There are 2 ropes tied parallel on both side of the hangglider and lying on the ground from start to the end. And 2 others from each corner of the hangglider (leading edge/crossbar) which slide with a pulley along the 2 first ropes respectively.

Ingenious to discover the activity..

Re: Surface towing for teaching

Posted: 2012/10/16 22:47:11 UTC
by Tad Eareckson
And here's how we do it in the US:

http://www.youtube.com/watch?v=Srb9CagnMno


Much better 'cause it's a simple system. Everybody knows that the more complexity you have in the system the more things there are that can go wrong in new and unforeseeable ways. Always best to stick with tried and true methods with very long track records. (Especially when you've got people of varying ages on the line.)
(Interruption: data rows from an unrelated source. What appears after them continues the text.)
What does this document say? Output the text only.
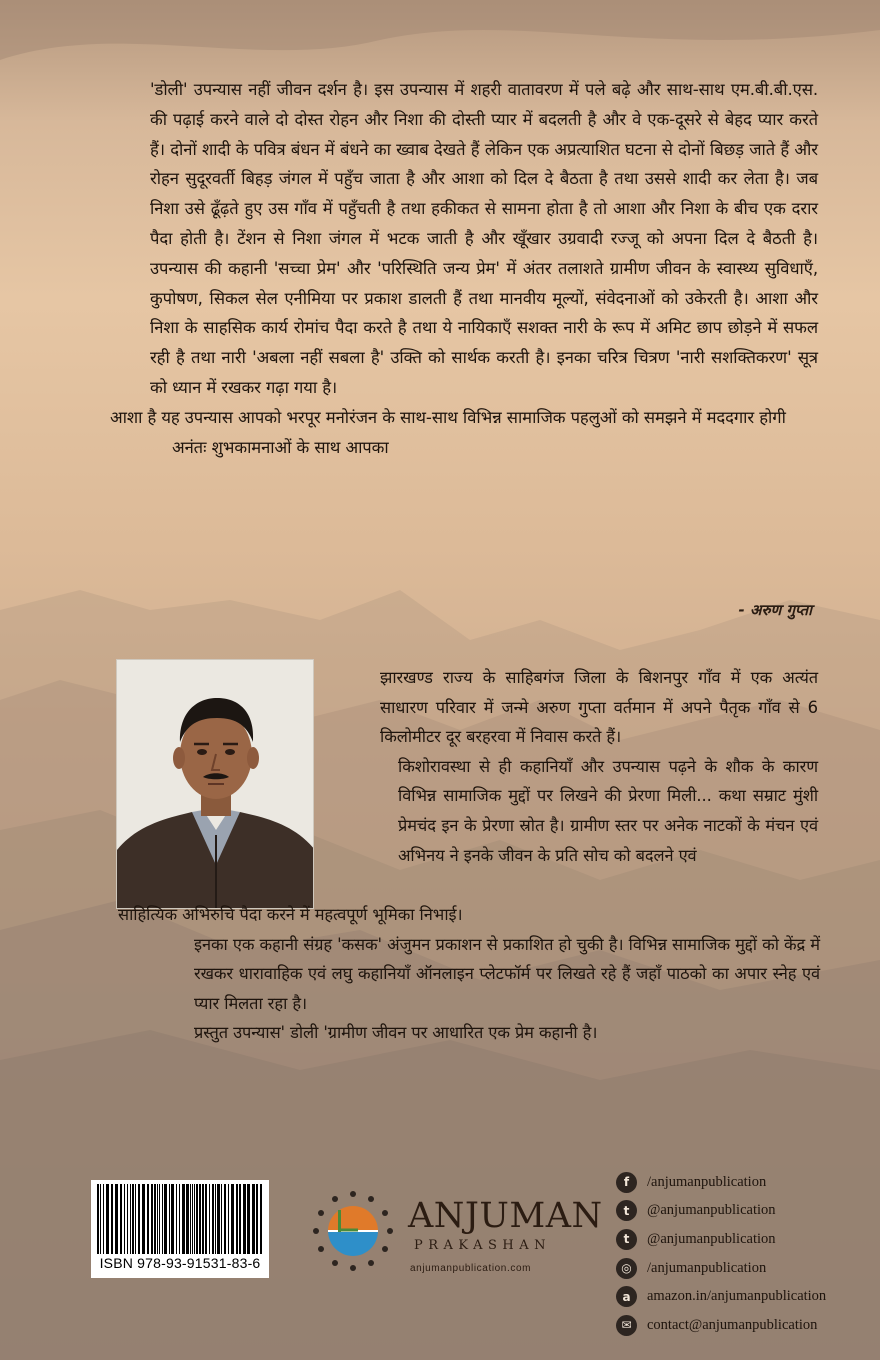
'डोली' उपन्यास नहीं जीवन दर्शन है। इस उपन्यास में शहरी वातावरण में पले बढ़े और साथ-साथ एम.बी.बी.एस. की पढ़ाई करने वाले दो दोस्त रोहन और निशा की दोस्ती प्यार में बदलती है और वे एक-दूसरे से बेहद प्यार करते हैं। दोनों शादी के पवित्र बंधन में बंधने का ख्वाब देखते हैं लेकिन एक अप्रत्याशित घटना से दोनों बिछड़ जाते हैं और रोहन सुदूरवर्ती बिहड़ जंगल में पहुँच जाता है और आशा को दिल दे बैठता है तथा उससे शादी कर लेता है। जब निशा उसे ढूँढ़ते हुए उस गाँव में पहुँचती है तथा हकीकत से सामना होता है तो आशा और निशा के बीच एक दरार पैदा होती है। टेंशन से निशा जंगल में भटक जाती है और खूँखार उग्रवादी रज्जू को अपना दिल दे बैठती है। उपन्यास की कहानी 'सच्चा प्रेम' और 'परिस्थिति जन्य प्रेम' में अंतर तलाशते ग्रामीण जीवन के स्वास्थ्य सुविधाएँ, कुपोषण, सिकल सेल एनीमिया पर प्रकाश डालती हैं तथा मानवीय मूल्यों, संवेदनाओं को उकेरती है। आशा और निशा के साहसिक कार्य रोमांच पैदा करते है तथा ये नायिकाएँ सशक्त नारी के रूप में अमिट छाप छोड़ने में सफल रही है तथा नारी 'अबला नहीं सबला है' उक्ति को सार्थक करती है। इनका चरित्र चित्रण 'नारी सशक्तिकरण' सूत्र को ध्यान में रखकर गढ़ा गया है।

आशा है यह उपन्यास आपको भरपूर मनोरंजन के साथ-साथ विभिन्न सामाजिक पहलुओं को समझने में मददगार होगी

अनंतः शुभकामनाओं के साथ आपका

- अरुण गुप्ता

झारखण्ड राज्य के साहिबगंज जिला के बिशनपुर गाँव में एक अत्यंत साधारण परिवार में जन्मे अरुण गुप्ता वर्तमान में अपने पैतृक गाँव से 6 किलोमीटर दूर बरहरवा में निवास करते हैं।

किशोरावस्था से ही कहानियाँ और उपन्यास पढ़ने के शौक के कारण विभिन्न सामाजिक मुद्दों पर लिखने की प्रेरणा मिली... कथा सम्राट मुंशी प्रेमचंद इन के प्रेरणा स्रोत है। ग्रामीण स्तर पर अनेक नाटकों के मंचन एवं अभिनय ने इनके जीवन के प्रति सोच को बदलने एवं

साहित्यिक अभिरुचि पैदा करने में महत्वपूर्ण भूमिका निभाई।

इनका एक कहानी संग्रह 'कसक' अंजुमन प्रकाशन से प्रकाशित हो चुकी है। विभिन्न सामाजिक मुद्दों को केंद्र में रखकर धारावाहिक एवं लघु कहानियाँ ऑनलाइन प्लेटफॉर्म पर लिखते रहे हैं जहाँ पाठको का अपार स्नेह एवं प्यार मिलता रहा है।

प्रस्तुत उपन्यास' डोली 'ग्रामीण जीवन पर आधारित एक प्रेम कहानी है।

ISBN 978-93-91531-83-6
ANJUMAN
PRAKASHAN
anjumanpublication.com
f	/anjumanpublication
t	@anjumanpublication
t	@anjumanpublication
◎	/anjumanpublication
a	amazon.in/anjumanpublication
✉	contact@anjumanpublication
Re: Surface towing for teaching

Posted: 2012/10/16 23:26:06 UTC
by miguel
Tad Eareckson wrote:And here's how we do it in the US:

Much better 'cause it's a simple system. Everybody knows that the more complexity you have in the system the more things there are that can go wrong in new and unforeseeable ways. Always best to stick with tried and true methods with very long track records. (Especially when you've got people of varying ages on the line.)
That system looks like it was conceived after a serious bud and brew session. The landing looked painful.

What were all of the extra ropes in the Chinese system? It seemed like the pilot was a passenger and the glider was still in controlled flight.